SME - overcoming underinsurance

Posted on: 31 July 2018

By Harriet Conway, SME business insight manager

Cheapest is not necessarily best. That’s certainly the message coming through from SMEs when it comes to their insurance needs.

A 2018 report of 500 SME business leaders commissioned by Allianz revealed that 75% prioritise breadth of cover above price and other factors such as claims handling, when choosing their insurer and product. Further, most decision makers expressed they’d be happy to pay more for their insurance if they were advised their existing cover was inadequate. It seems that more often than not, this is the case. A review led by the Financial Conduct Authority (FCA) in 2015 found that in a number of cases SMEs’ sums insured were inadequate to cover the loss sustained.

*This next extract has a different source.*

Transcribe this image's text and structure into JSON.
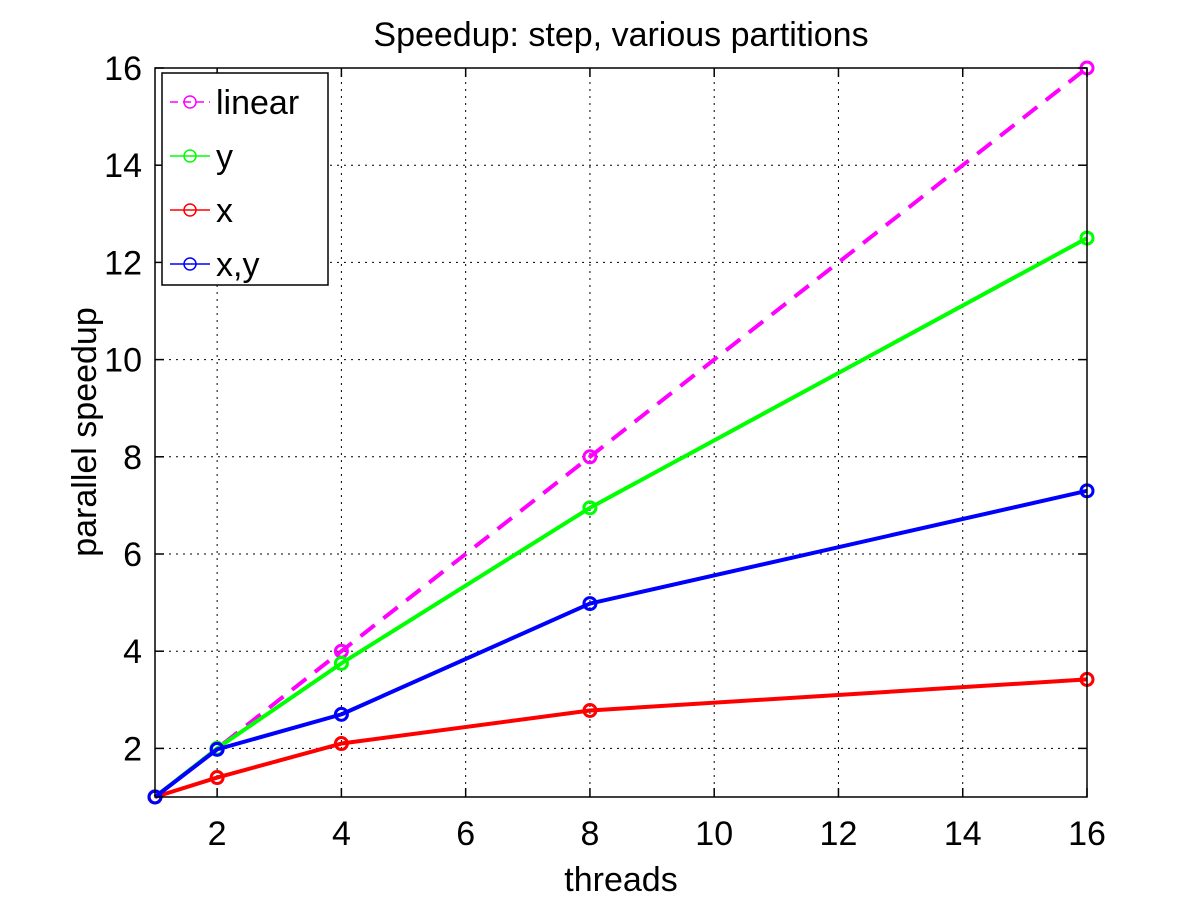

This issue is seen primarily in the area of business interruption insurance, where terminology can be confusing and the calculation of the ‘gross profit’ sum complicated. Crucially, an insurer’s definition of gross profit differs from that of an accountant’s, and needs to consider turnover over a fixed time period and projected revenue, plus any future trends, such as inflation and interest rate changes. Undervaluing the gross profit sum can be detrimental to a company in the event of a business interruption event; potential consequences include a slowdown or complete halt in business operations, loss of revenue and reputational damage.

Another pitfall is opting for too short an indemnity period; the period of time an insurer will pay for losses following the event which gave rise to the claim. With many businesses choosing a default indemnity period of 12 months, SMEs are also urged to consider longer periods, such as 24-36 months.  The indemnity period needs to allow for any repairs and rebuilding, for sourcing equipment and recruiting any additional staff. It may also take time to re-establish a pre-loss customer base. 

It’s recommended for SMEs to regularly assess their existing cover against emerging risks and discuss potential loss scenarios with their broker or insurance professional. Undertaking risk assessments and implementing pre-loss measures is also important, and using these in conjunction with a robust business continuity plan. 

No SME wants to experience an event which disrupts their business. However, having confidence that adequate insurance is in place for such a scenario can offer considerable peace of mind.